Mollalo Abolfazl, Sadeghian Ali, Israel Glenn D, Rashidi Parisa, Sofizadeh Aioub, Glass Gregory E
Department of Geography, University of Florida, Gainesville, FL, USA.
Department of Electrical and Computer Engineering, University of Florida, Gainesville, FL, USA.
Acta Trop. 2018 Dec;188:187-194. doi: 10.1016/j.actatropica.2018.09.004. Epub 2018 Sep 7.
The distribution and abundance of Phlebotomus papatasi, the primary vector of zoonotic cutaneous leishmaniasis in most semi-/arid countries, is a major public health challenge. This study compares several approaches to model the spatial distribution of the species in an endemic region of the disease in Golestan province, northeast of Iran. The intent is to assist decision makers for targeted interventions. We developed a geo-database of the collected Phlebotominae sand flies from different parts of the study region. Sticky paper traps coated with castor oil were used to collect sand flies. In 44 out of 142 sampling sites, Ph. papatasi was present. We also gathered and prepared data on related environmental factors including topography, weather variables, distance to main rivers and remotely sensed data such as normalized difference vegetation cover and land surface temperature (LST) in a GIS framework. Applicability of three classifiers: (vanilla) logistic regression, random forest and support vector machine (SVM) were compared for predicting presence/absence of the vector. Predictive performances were compared using an independent dataset to generate area under the ROC curve (AUC) and Kappa statistics. All three models successfully predicted the presence/absence of the vector, however, the SVM classifier (Accuracy = 0.906, AUC = 0.974, Kappa = 0.876) outperformed the other classifiers on predicting accuracy. Moreover, this classifier was the most sensitive (85%), and the most specific (93%) model. Sensitivity analysis of the most accurate model (i.e. SVM) revealed that slope, nighttime LST in October and mean temperature of the wettest quarter were among the most important predictors. The findings suggest that machine learning techniques, especially the SVM classifier, when coupled with GIS and remote sensing data can be a useful and cost-effective way for identifying habitat suitability of the species.
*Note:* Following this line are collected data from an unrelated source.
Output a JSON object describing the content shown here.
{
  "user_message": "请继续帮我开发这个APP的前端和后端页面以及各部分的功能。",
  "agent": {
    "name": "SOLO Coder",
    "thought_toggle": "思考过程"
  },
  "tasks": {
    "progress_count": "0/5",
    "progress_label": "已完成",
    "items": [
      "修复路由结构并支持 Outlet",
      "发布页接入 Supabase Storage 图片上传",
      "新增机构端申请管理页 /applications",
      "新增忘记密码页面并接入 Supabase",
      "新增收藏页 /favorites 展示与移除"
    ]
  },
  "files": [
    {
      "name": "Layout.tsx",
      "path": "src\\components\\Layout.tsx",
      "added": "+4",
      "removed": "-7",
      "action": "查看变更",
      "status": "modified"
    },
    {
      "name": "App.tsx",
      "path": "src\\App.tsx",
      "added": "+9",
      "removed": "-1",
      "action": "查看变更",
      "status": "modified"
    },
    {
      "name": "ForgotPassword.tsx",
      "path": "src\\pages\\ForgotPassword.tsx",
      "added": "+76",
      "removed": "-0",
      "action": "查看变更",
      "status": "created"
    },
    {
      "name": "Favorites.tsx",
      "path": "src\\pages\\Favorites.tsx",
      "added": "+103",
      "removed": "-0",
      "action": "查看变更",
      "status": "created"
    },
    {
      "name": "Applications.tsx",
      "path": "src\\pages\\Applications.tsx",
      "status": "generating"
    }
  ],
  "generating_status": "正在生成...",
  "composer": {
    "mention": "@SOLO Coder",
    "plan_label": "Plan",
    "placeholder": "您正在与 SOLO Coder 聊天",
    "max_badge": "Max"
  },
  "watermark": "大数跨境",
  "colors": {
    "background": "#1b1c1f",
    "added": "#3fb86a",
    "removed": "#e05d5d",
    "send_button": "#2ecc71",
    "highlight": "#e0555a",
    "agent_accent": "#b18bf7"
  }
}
在大多数半干旱/干旱国家,动物源性皮肤利什曼病的主要传播媒介巴氏白蛉的分布和数量是一项重大的公共卫生挑战。本研究比较了几种方法,以模拟伊朗东北部戈勒斯坦省该疾病流行地区该物种的空间分布。目的是协助决策者进行有针对性的干预。我们建立了一个地理数据库,收录了研究区域不同地点采集的白蛉亚科沙蝇。使用涂有蓖麻油的粘纸诱捕器来收集沙蝇。在142个采样点中的44个点发现了巴氏白蛉。我们还在地理信息系统框架下收集并整理了相关环境因素的数据,包括地形、天气变量、到主要河流的距离以及归一化植被指数和地表温度(LST)等遥感数据。比较了三种分类器(普通逻辑回归、随机森林和支持向量机(SVM))预测该传播媒介存在与否的适用性。使用独立数据集比较预测性能,以生成ROC曲线下面积(AUC)和Kappa统计量。所有三种模型都成功预测了该传播媒介的存在与否,然而,支持向量机分类器(准确率 = 0.906,AUC = 0.974,Kappa = 0.876)在预测准确性方面优于其他分类器。此外,该分类器是最敏感(85%)和最特异(93%)的模型。对最准确模型(即支持向量机)的敏感性分析表明,坡度、10月夜间地表温度和最湿润季度的平均温度是最重要的预测因子。研究结果表明,机器学习技术,尤其是支持向量机分类器,与地理信息系统和遥感数据相结合时,可能是一种识别该物种栖息地适宜性的有用且具有成本效益的方法。